Mean and intra-seasonal variability simulated by NCEP Climate Forecast System model (version 2.0) during boreal winter: Impact of horizontal resolution

This study demonstrates the fidelity of Climate Forecast System version 2 (CFSv2) in three horizontal resolutions: T62, T126 and T382, during boreal winter. As the Madden-Julian oscillation (MJO) is the major mode of variability during boreal winter, the emphasis of the study is on the fidelity of the models in capturing the MJO variability. CFSv2 shows moderate skill in simulating the intra-seasonal oscillation and the skill is sensitive to the resolution of the model.
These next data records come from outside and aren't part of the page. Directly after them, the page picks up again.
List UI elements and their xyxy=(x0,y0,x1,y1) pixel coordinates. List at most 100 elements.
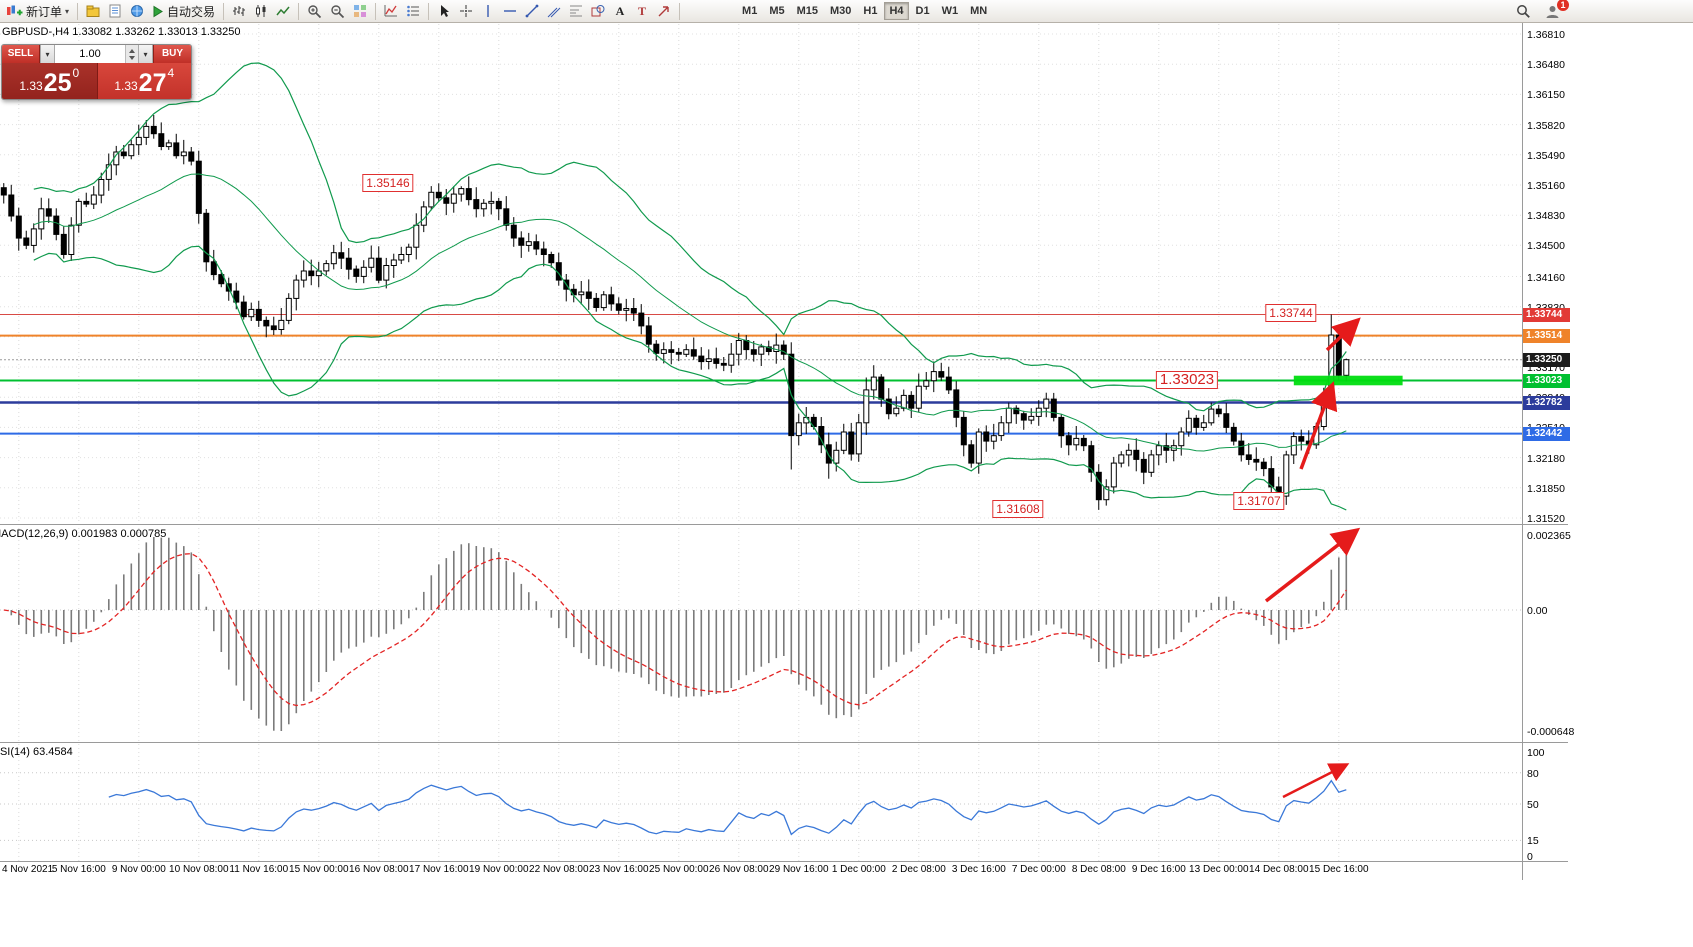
buy-button[interactable]: BUY xyxy=(153,45,191,63)
tile-windows-icon[interactable] xyxy=(349,1,371,21)
x-axis-label: 10 Nov 08:00 xyxy=(169,864,229,875)
ask-pips: 27 xyxy=(138,69,167,97)
zoom-in-icon[interactable] xyxy=(303,1,326,21)
crosshair-icon[interactable] xyxy=(455,1,477,21)
new-order-button[interactable]: 新订单 ▾ xyxy=(2,1,73,21)
candlestick-chart-icon[interactable] xyxy=(250,1,272,21)
indicator-scale-label: -0.000648 xyxy=(1527,726,1575,738)
timeframe-button-m30[interactable]: M30 xyxy=(830,5,852,17)
timeframe-button-m1[interactable]: M1 xyxy=(742,5,758,17)
arrow-tools-icon[interactable] xyxy=(653,1,675,21)
price-tag: 1.32782 xyxy=(1523,395,1570,410)
price-tag: 1.32442 xyxy=(1523,426,1570,441)
profiles-icon[interactable] xyxy=(104,1,126,21)
price-scale-label: 1.31520 xyxy=(1527,513,1565,525)
fibonacci-icon[interactable] xyxy=(565,1,587,21)
trade-panel-prices: 1.33 25 0 1.33 27 4 xyxy=(2,63,191,99)
channel-icon[interactable] xyxy=(543,1,565,21)
timeframe-button-d1[interactable]: D1 xyxy=(915,5,930,17)
x-axis-label: 14 Dec 08:00 xyxy=(1249,864,1309,875)
rsi-name: RSI(14) xyxy=(0,746,30,758)
bar-chart-icon[interactable] xyxy=(228,1,250,21)
account-icon[interactable]: 1 xyxy=(1541,0,1569,21)
line-chart-icon[interactable] xyxy=(272,1,294,21)
volume-up-icon[interactable] xyxy=(129,48,135,53)
price-scale-label: 1.34500 xyxy=(1527,240,1565,253)
macd-label: MACD(12,26,9) 0.001983 0.000785 xyxy=(0,528,166,540)
macd-name: MACD(12,26,9) xyxy=(0,528,69,540)
caret-down-icon[interactable]: ▾ xyxy=(40,45,55,63)
timeframe-button-m15[interactable]: M15 xyxy=(796,5,819,17)
indicator-scale-label: 80 xyxy=(1527,767,1539,780)
toolbar-separator xyxy=(298,2,300,20)
x-axis-label: 23 Nov 16:00 xyxy=(589,864,649,875)
x-axis-label: 29 Nov 16:00 xyxy=(769,864,829,875)
price-scale-label: 1.35820 xyxy=(1527,119,1565,132)
price-tag: 1.33023 xyxy=(1523,373,1570,388)
bollinger-lower-band xyxy=(33,245,1347,511)
timeframe-button-h4[interactable]: H4 xyxy=(884,2,909,20)
svg-text:T: T xyxy=(638,4,646,18)
templates-icon[interactable] xyxy=(82,1,104,21)
search-icon[interactable] xyxy=(1512,1,1535,21)
highlight-rectangle xyxy=(1293,375,1403,386)
x-axis-label: 8 Dec 08:00 xyxy=(1071,864,1126,875)
macd-trend-arrow xyxy=(1264,527,1361,603)
sell-button[interactable]: SELL xyxy=(2,45,40,63)
trendline-icon[interactable] xyxy=(521,1,543,21)
x-axis-label: 22 Nov 08:00 xyxy=(529,864,589,875)
x-axis-label: 3 Dec 16:00 xyxy=(951,864,1006,875)
rsi-line xyxy=(108,779,1347,836)
vertical-line-icon[interactable] xyxy=(477,1,499,21)
price-tag: 1.33744 xyxy=(1523,307,1570,322)
rsi-trend-arrow xyxy=(1282,763,1350,799)
caret-down-icon[interactable]: ▾ xyxy=(138,45,153,63)
text-icon[interactable]: A xyxy=(609,1,631,21)
zoom-out-icon[interactable] xyxy=(326,1,349,21)
timeframe-button-w1[interactable]: W1 xyxy=(941,5,959,17)
volume-field xyxy=(55,45,138,63)
x-axis-label: 25 Nov 00:00 xyxy=(649,864,709,875)
toolbar-separator xyxy=(77,2,79,20)
caret-down-icon: ▾ xyxy=(65,6,70,16)
autotrade-label: 自动交易 xyxy=(167,4,216,19)
x-axis-label: 9 Nov 00:00 xyxy=(111,864,166,875)
chart-info-line: GBPUSD-,H4 1.33082 1.33262 1.33013 1.332… xyxy=(2,26,241,38)
indicator-scale-label: 100 xyxy=(1527,747,1545,759)
sell-price-button[interactable]: 1.33 25 0 xyxy=(2,63,97,99)
rsi-value: 63.4584 xyxy=(32,746,73,758)
price-scale-label: 1.31850 xyxy=(1527,482,1565,495)
price-callout-label[interactable]: 1.35146 xyxy=(362,174,414,192)
trend-arrow xyxy=(1299,381,1338,470)
bid-frac: 0 xyxy=(72,66,80,80)
ask-frac: 4 xyxy=(167,66,175,80)
history-icon[interactable] xyxy=(126,1,148,21)
price-callout-label[interactable]: 1.31707 xyxy=(1233,492,1285,510)
indicators-icon[interactable] xyxy=(380,1,402,21)
label-icon[interactable]: T xyxy=(631,1,653,21)
bollinger-middle-band xyxy=(33,173,1347,452)
horizontal-line-icon[interactable] xyxy=(499,1,521,21)
x-axis-label: 2 Dec 08:00 xyxy=(891,864,946,875)
timeframe-button-m5[interactable]: M5 xyxy=(769,5,785,17)
price-callout-label[interactable]: 1.33023 xyxy=(1155,371,1219,389)
autotrade-button[interactable]: 自动交易 xyxy=(148,1,219,21)
timeframe-button-h1[interactable]: H1 xyxy=(863,5,878,17)
indicator-scale-label: 0 xyxy=(1527,851,1533,863)
price-callout-label[interactable]: 1.31608 xyxy=(992,500,1044,518)
toolbar-separator xyxy=(679,2,681,20)
objects-list-icon[interactable] xyxy=(402,1,424,21)
macd-histogram xyxy=(10,537,1348,731)
volume-down-icon[interactable] xyxy=(129,55,135,60)
toolbar-buttons: 新订单 ▾ 自动交易 A T M1 M5 M15 M30 H1 H4 D1 W1 MN xyxy=(2,0,993,22)
timeframe-button-mn[interactable]: MN xyxy=(970,5,988,17)
cursor-icon[interactable] xyxy=(433,1,455,21)
buy-price-button[interactable]: 1.33 27 4 xyxy=(96,63,191,99)
shapes-icon[interactable] xyxy=(587,1,609,21)
ask-head: 1.33 xyxy=(114,79,138,93)
price-callout-label[interactable]: 1.33744 xyxy=(1265,304,1317,322)
bid-head: 1.33 xyxy=(19,79,43,93)
volume-input[interactable] xyxy=(55,45,125,63)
Boreal winter mean precipitation shows the tendency of the model to overdo the double Intertropical Convergence Zone (ITCZ) that increases with resolution. Twenty to hundred days band-pass-filtered rainfall variances also indicate that the dominant variances are overestimated with increase in resolution. The characteristic eastwards propagation is not captured by the model at all the resolutions. In an attempt to understand the limitation of the model, composites of specific humidity are analysed which show that the model's moisture profile is rather better represented at lower resolution than the higher ones. Analyses of relative humidity profile as a function of rainfall rates show that all the model resolutions fail to reproduce the lower-level moistening prior to deep convection. Observational studies have shown shallow convection to be responsible for this low-level moistening. Furthermore, analysis of mean stratiform rainfall indicates that spectrum of rainfall variability is not simulated by the model and increasing the resolution could not improve the cloud processes. This study therefore indicates that the fundamental moist convective processes do not improve in the model and neither its bias in capturing the intra-seasonal variability vis-a-vis MJO through increasing resolution. This can therefore be a basis for improving the moist convective processes with emphasis on the improvement of the shallow convection within boundary layer and also for the inclusion of scale dependencies in parameterized processes.